After years of struggling through a post-recession economy, retail real estate in the Twin Cities is finally on a significant upswing.

The sector is showing solid increases in rentals as new players are gobbling up formerly vacant space, particularly so-called junior boxes left behind when Circuit City and Linens 'n Things went out business.

Retail brokers "are finally ready to admit that this year everything is good," Sara Martin, a senior associate for Colliers International, told members of the Institute of Real Estate Management on Tuesday. The panel noted that three out of four commercial sectors in the Twin Cities are showing improvement.

Retail vacancies fell from 6.4 percent in the first quarter of 2013 to 6.2 percent in the second, with further decreases expected for the rest of 2013. Meanwhile, the panel said rents are up "quite a bit," even in hard-hit community retail centers.

Martin pointed to a deal Colliers recently did at the Southdale 494 Shopping Center in Bloomington, where the Potomac, Md.-based Total Wine chain of superstores will be opening in a former Circuit City store — the first of a planned 12 new Total Wine outlets in the Twin Cities market, including six by the end of the year.
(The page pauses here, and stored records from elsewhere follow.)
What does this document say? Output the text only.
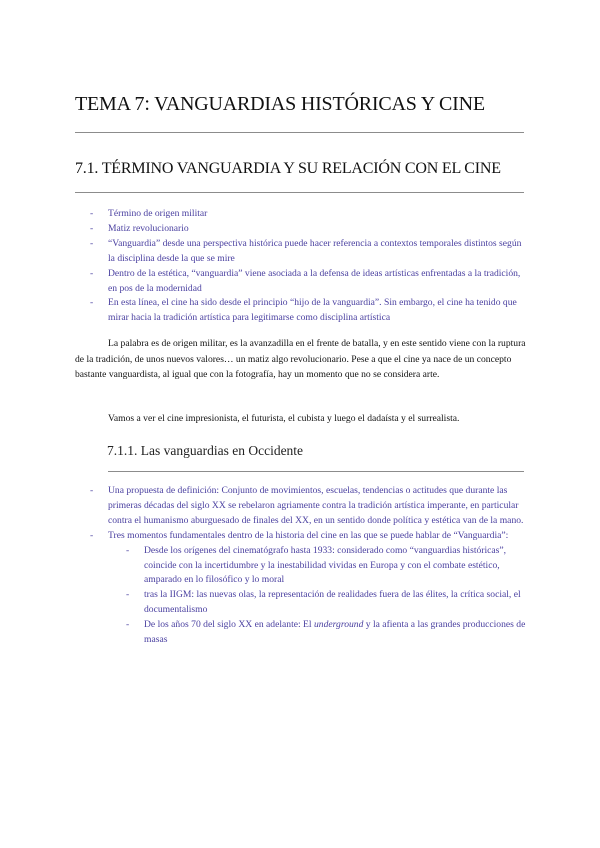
TEMA 7: VANGUARDIAS HISTÓRICAS Y CINE
7.1. TÉRMINO VANGUARDIA Y SU RELACIÓN CON EL CINE
- Término de origen militar
- Matiz revolucionario
- “Vanguardia” desde una perspectiva histórica puede hacer referencia a contextos temporales distintos según la disciplina desde la que se mire
- Dentro de la estética, “vanguardia” viene asociada a la defensa de ideas artísticas enfrentadas a la tradición, en pos de la modernidad
- En esta línea, el cine ha sido desde el principio “hijo de la vanguardia”. Sin embargo, el cine ha tenido que mirar hacia la tradición artística para legitimarse como disciplina artística

La palabra es de origen militar, es la avanzadilla en el frente de batalla, y en este sentido viene con la ruptura de la tradición, de unos nuevos valores… un matiz algo revolucionario. Pese a que el cine ya nace de un concepto bastante vanguardista, al igual que con la fotografía, hay un momento que no se considera arte.

Vamos a ver el cine impresionista, el futurista, el cubista y luego el dadaísta y el surrealista.

7.1.1. Las vanguardias en Occidente
- Una propuesta de definición: Conjunto de movimientos, escuelas, tendencias o actitudes que durante las primeras décadas del siglo XX se rebelaron agriamente contra la tradición artística imperante, en particular contra el humanismo aburguesado de finales del XX, en un sentido donde política y estética van de la mano.
- Tres momentos fundamentales dentro de la historia del cine en las que se puede hablar de “Vanguardia”:
- Desde los orígenes del cinematógrafo hasta 1933: considerado como “vanguardias históricas”, coincide con la incertidumbre y la inestabilidad vividas en Europa y con el combate estético, amparado en lo filosófico y lo moral
- tras la IIGM: las nuevas olas, la representación de realidades fuera de las élites, la crítica social, el documentalismo
- De los años 70 del siglo XX en adelante: El underground y la afienta a las grandes producciones de masas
"There are only a few of those bankruptcy spaces left," Martin said.

Other areas showing strength are the industrial market and the multifamily segment, which is also giving the Twin Cities a huge lift. Maxfield Research Vice President Matt Mullins told attendees that 15,000 more units are in the Twin Cities development pipeline.
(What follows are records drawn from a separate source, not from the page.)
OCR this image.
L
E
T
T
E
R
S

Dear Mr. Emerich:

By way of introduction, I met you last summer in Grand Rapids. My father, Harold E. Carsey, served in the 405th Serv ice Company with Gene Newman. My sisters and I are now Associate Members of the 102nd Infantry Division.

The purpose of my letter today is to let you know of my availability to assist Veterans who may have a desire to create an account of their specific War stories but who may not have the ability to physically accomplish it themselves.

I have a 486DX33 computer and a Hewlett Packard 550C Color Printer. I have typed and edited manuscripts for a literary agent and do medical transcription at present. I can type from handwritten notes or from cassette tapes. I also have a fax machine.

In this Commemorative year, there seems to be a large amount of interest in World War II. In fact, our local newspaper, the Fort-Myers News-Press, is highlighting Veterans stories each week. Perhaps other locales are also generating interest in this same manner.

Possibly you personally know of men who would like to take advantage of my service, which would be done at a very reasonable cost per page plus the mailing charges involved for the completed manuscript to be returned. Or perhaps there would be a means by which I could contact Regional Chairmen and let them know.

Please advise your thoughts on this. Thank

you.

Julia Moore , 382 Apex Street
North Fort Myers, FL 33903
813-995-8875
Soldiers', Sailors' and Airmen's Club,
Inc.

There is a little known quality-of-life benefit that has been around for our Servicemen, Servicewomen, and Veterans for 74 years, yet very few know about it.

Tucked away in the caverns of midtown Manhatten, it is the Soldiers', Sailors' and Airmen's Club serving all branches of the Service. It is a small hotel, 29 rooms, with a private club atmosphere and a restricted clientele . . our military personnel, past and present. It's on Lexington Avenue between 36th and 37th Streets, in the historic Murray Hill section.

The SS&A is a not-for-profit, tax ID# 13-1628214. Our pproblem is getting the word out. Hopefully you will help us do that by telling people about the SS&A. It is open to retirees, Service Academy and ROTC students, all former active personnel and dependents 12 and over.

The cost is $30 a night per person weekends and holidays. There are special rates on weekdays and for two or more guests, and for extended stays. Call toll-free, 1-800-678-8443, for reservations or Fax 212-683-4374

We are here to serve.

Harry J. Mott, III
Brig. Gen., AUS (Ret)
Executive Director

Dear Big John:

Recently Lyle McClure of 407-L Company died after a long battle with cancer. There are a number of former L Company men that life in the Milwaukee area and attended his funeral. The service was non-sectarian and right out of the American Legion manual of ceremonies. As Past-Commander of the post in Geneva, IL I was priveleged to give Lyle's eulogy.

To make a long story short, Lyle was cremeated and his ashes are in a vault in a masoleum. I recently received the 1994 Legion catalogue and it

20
With a seemingly insatiable demand for rental units coming from retiring baby boomers and their "millennial" offspring, the spurt seems poised to continue well into next year. However, Mullins cautioned, "we feel we're at the top of the expansion phase. This has been a great year, and 2014 will be great, as well. But from late 2014 to early 2015 we could be shifting into an oversupply situation."

The Twin Cities industrial real estate sector, meanwhile, has made an almost total recovery from the recession, said Tim Olsen, an associate vice president with Cassidy Turley.

"We've made a comeback of 930,000 occupied square feet since 2009," he said. "It happened so fast because when we went into the recession, there was hardly any new development happening, so we're able to absorb what we lost very quickly."

Now, with rental rates up by 20 percent, speculative bulk warehouse projects are back in play, including new buildings in Rogers, Fridley and elsewhere.

Panel experts said the only lagging area has been the office market. Dan Gleason, executive director of brokerage services for Cushman & Wakefield/Northmarq, acknowledged that recovery in that segment hasn't met expectations.

"When we got together in the office at the beginning of the year, we had a target of 1.2 million square feet of positive absorption for this year," he said. "We thought we'd outperform 2012, but that hasn't come to fruition."

Instead, only 350,000 square feet has been absorbed so far this year, with most of it coming in one transaction — Wells Fargo leasing space at the Metropoint complex in St. Louis Park.

At this rate, it could be seven years before the Twin Cities office vacancy rate of 17 percent is whittled down to a hoped-for 10 percent, Gleason said.

Don Jacobson is a freelance writer in St. Paul and former editor of the Minnesota Real Estate Journal.